Personally, I have mixed feelings about the strike. I used to be a player, but now I'm a businessman in the computer industry. I think the owners have created their own problems by renegotiating contracts before they expire, and that's created these incredible salaries.

As for the players, how much can they possibly spend? Three million a year, $10 million a year? It doesn't seem to end, yet they're willing to kill the golden goose. The players these days seem to have everything going for them, including a terrific pension, and they want even more. Even though the fans are rooting for a return of baseball, I can't believe a single fan has any sympathy for the ballplayers. Not one bit.

Jim BOUTON

Jim Bouton is a controversial former Yankee who is best known for writing "Ball Four" in 1970, the first behind-the-scenes book in baseball history. Bouton was ex-communicated from the Yankees family for detailing Mickey Mantle's night life, but he remains an important part of the club's golden era.
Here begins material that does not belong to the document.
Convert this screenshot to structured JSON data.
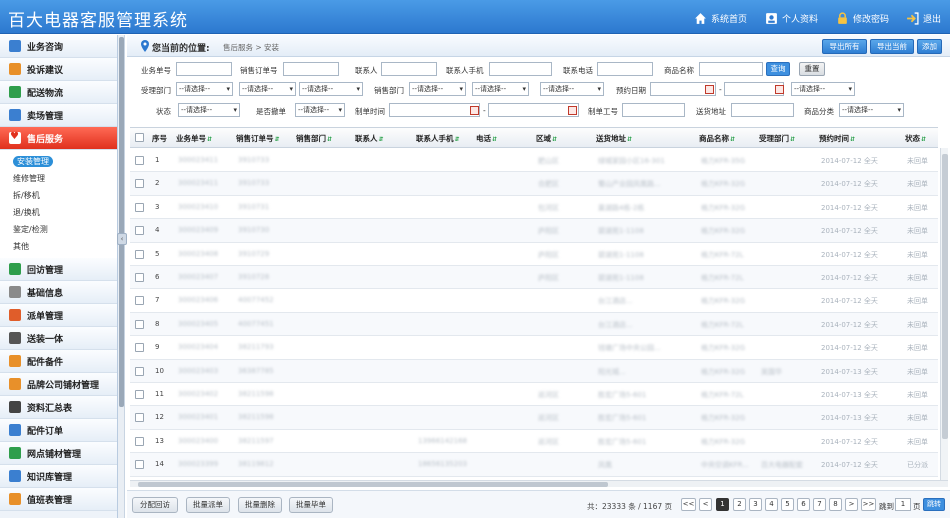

A hard-throwing righthander, Bouton won 21 games in 1963 and beat the Cardinals twice in the 1964 World Series. More recently, Bouton has co-written a novel, "Strike Zone" with Eliot Asinof, and is the creator of Major League Chew, baseball bubble gum for kids.

I think baseball can recover from this strike if the owners acknowledge that they're asking for something unreasonable and the players are not to blame for this. In fact, the players are simply fighting for the same rights the owners had on the way to making their own millions. The owners should apologize to the fans and take responsibility for the strike. If they do that, the fans won't be as angry with the game, and I say that for two reasons: First, it's the correct and proper thing to do, and, second, it's good business; the players are their product.

Believe me, the players aren't going to give in; it's the owners who are going to be the ones to retreat. The question is, will they give in magnanimously, or will they continue to portray the player as greedy, which really isn't in their interests to do so? They should yield right now, right here and apologize and behave like every other businessman in the U.S.: learn how a budget works. If the negotiations come to an impasse, all the owners are doing is inviting another baseball league into existence, and whatever bad things happen to the major leagues as a result of that, the owners deserve. If the owners go as far as to press for replacement players, I think they're going to be hard to find. Minor leaguers have to be rooting for the strike. because they're the beneficiaries of the strike, and it'll be hard to get the current major leaguers to cross the picket line. I guess there will be a few idiots who will cross, and they'll come in three categories: First, there'll be guys who don't understand the issues; second, purely selfish guys; and third, guys who made some foolish investments and are desperate for money and will do anything to save themselves. But I don't think there are too many of that category around.